North Idaho College’s graphic and web design students walked away from Spokane with more than trophies. Sarah Hoare of Coeur d’Alene earned a gold Addy for “Next Level - Student Portfolio Website,” a project that doubles as a job-ready showcase, while Victoria Rapier of Priest River picked up silvers for a Bloomsday Teen Board illustration and the race’s 50th anniversary, plus a lilac for “Untouristed Travel.”

The April 18 awards gala gave NIC another public reminder that its design students are competing far beyond campus. The Spokane American Advertising Awards are the first tier of a three-step national competition, and the American Advertising Federation says the program draws more than 25,000 entries each year. That puts Hoare, Rapier and their classmates in the same field as students from larger schools and working creatives across the Inland Northwest.

AI-generated illustration
AI-generated illustration

The list of honored projects reads like a preview of the kinds of jobs Kootenai County employers need filled. Ryan Lamb of Coeur d’Alene won lilac awards for “Atlantic Eye Physicians” stationery and the Inlander newspaper’s Summer Camps 2026 cover. Aurora Bacowsky of Post Falls earned a lilac for “Print is Persuasive” and had work chosen for Spokane Fall Folk Festival marketing materials. Anna Foster of Coeur d’Alene was recognized for “Tigris Kombucha,” Emma Inwood of Hayden for “Art is Everything,” and Morgan Fude of Worley for “Steve Carell - The Coolest.”
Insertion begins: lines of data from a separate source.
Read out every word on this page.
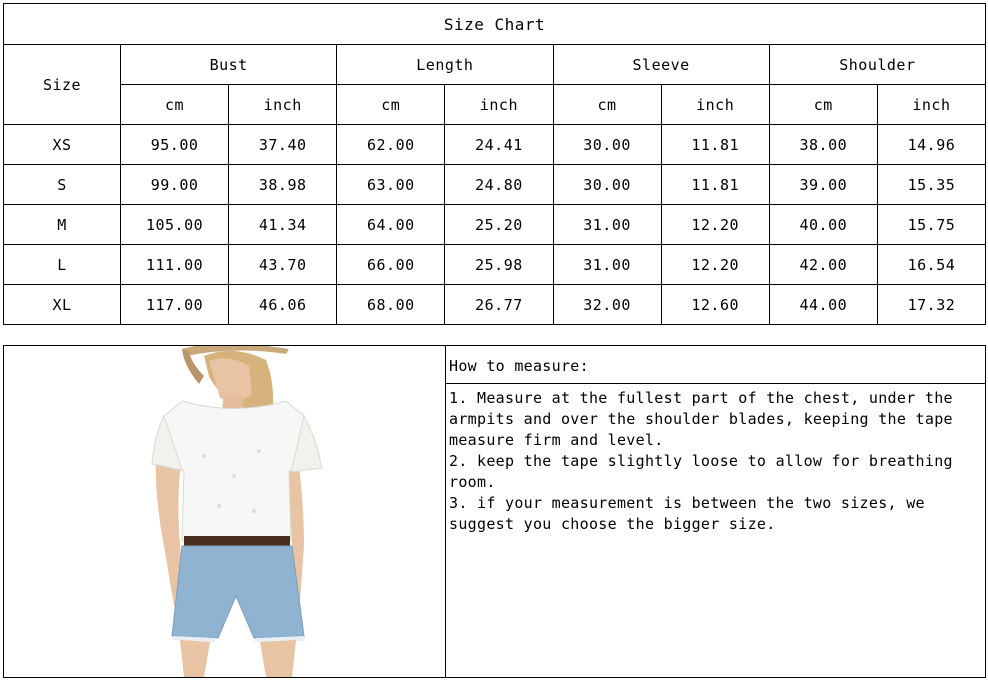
Size Chart								
Size	Bust		Length		Sleeve		Shoulder	
	cm	inch	cm	inch	cm	inch	cm	inch
XS	95.00	37.40	62.00	24.41	30.00	11.81	38.00	14.96
S	99.00	38.98	63.00	24.80	30.00	11.81	39.00	15.35
M	105.00	41.34	64.00	25.20	31.00	12.20	40.00	15.75
L	111.00	43.70	66.00	25.98	31.00	12.20	42.00	16.54
XL	117.00	46.06	68.00	26.77	32.00	12.60	44.00	17.32
How to measure:

1. Measure at the fullest part of the chest, under the armpits and over the shoulder blades, keeping the tape measure firm and level.

2. keep the tape slightly loose to allow for breathing room.

3. if your measurement is between the two sizes, we suggest you choose the bigger size.
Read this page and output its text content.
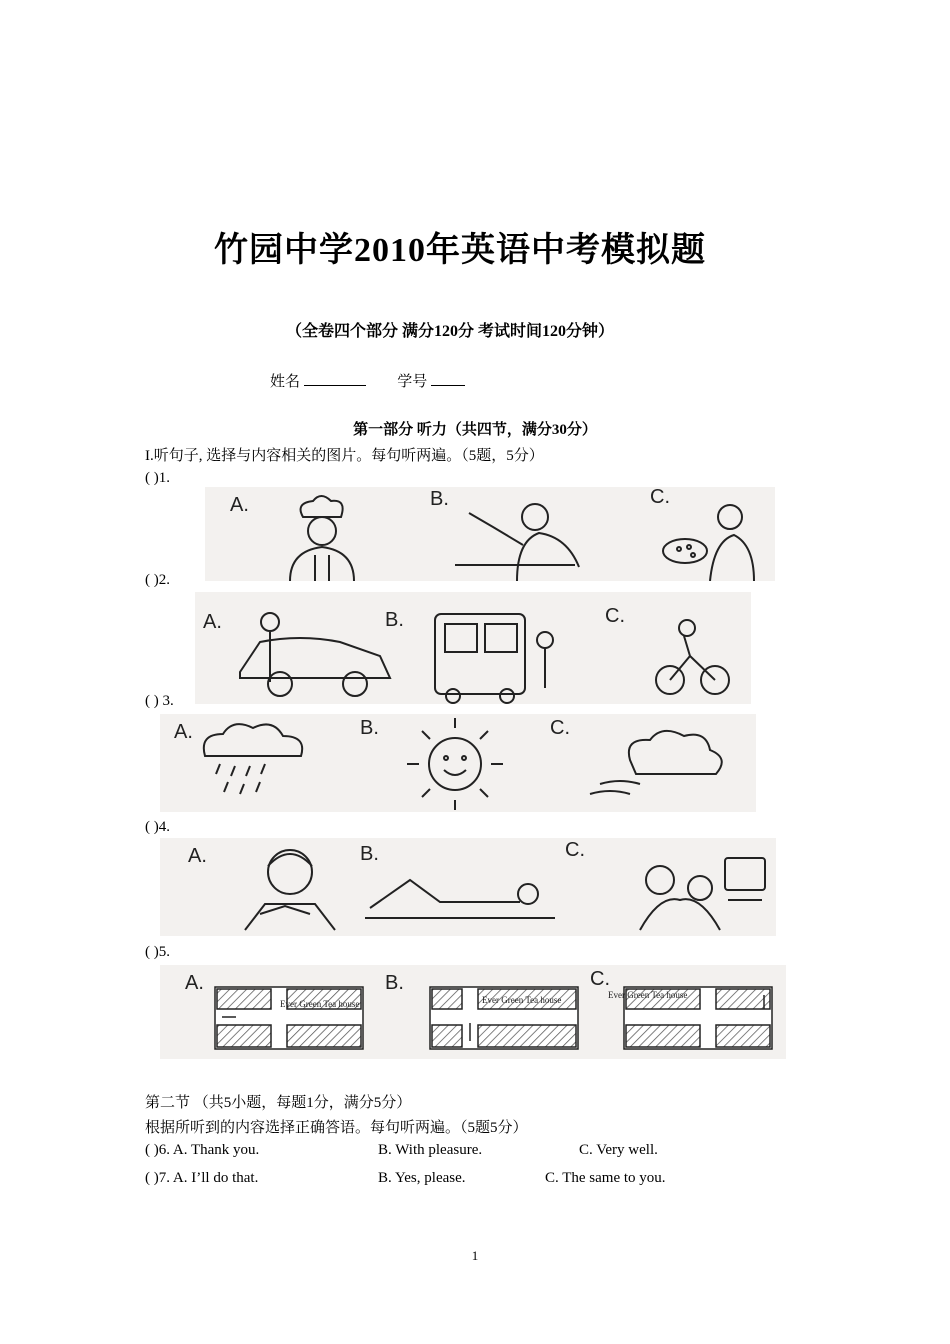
竹园中学2010年英语中考模拟题
（全卷四个部分 满分120分 考试时间120分钟）
姓名	学号
第一部分 听力（共四节，满分30分）
I.听句子, 选择与内容相关的图片。每句听两遍。（5题，5分）
( )1.
A.	B.	C.
( )2.
A.	B.	C.
( ) 3.
A.	B.	C.
( )4.
A.	B.	C.
( )5.
A.	B.	C.
Ever Green Tea house	Ever Green Tea house	Ever Green Tea house
第二节 （共5小题，每题1分，满分5分）
根据所听到的内容选择正确答语。每句听两遍。（5题5分）
( )6. A. Thank you.	B. With pleasure.	C. Very well.
( )7. A. I’ll do that.	B. Yes, please.	C. The same to you.
1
The work also stretched into regional nonprofit and event marketing. Danny Schmitz of Post Falls won first place in the Print Industry of America’s contest with “Print Connects Us,” and his marketing material was chosen for the Spokane Scottish Highland Games in August. Elspeth Gibson of Kellogg won the Festival at Sandpoint contest and took second place in the PIA competition. Jeff Shark of Hayden placed third in the PIA contest, while Esther Ankeny of Rathdrum, Schmitz and Fude were selected for a yearly planner produced by Minute Press. Emily Gankema of Coeur d’Alene earned the Inlander’s 2026 Summer Camp insert cover spot.

The pattern is one NIC has built for years. Idaho’s Division of Career Technical Education says the program’s unofficial motto is “Different years, different students, same results,” and notes that NIC students won Best of Show in 2025, the fifth time an NIC student claimed the top prize. The same program swept the Addys in 2023 and earned a Cobalt Award for web design in 2024.

Program coordinator Philippe Valle has spent more than two decades shaping that pipeline, taking over in 2002 when enrollment stood at just four students. Today, the program functions like a two-year design agency, turning classroom work into portfolios, campaigns and competition pieces that local businesses, nonprofits and media outlets can use. For Coeur d’Alene, Post Falls, Hayden, Rathdrum and the rest of Kootenai County, the Spokane wins show NIC is not only teaching design, but supplying the creative talent the region needs.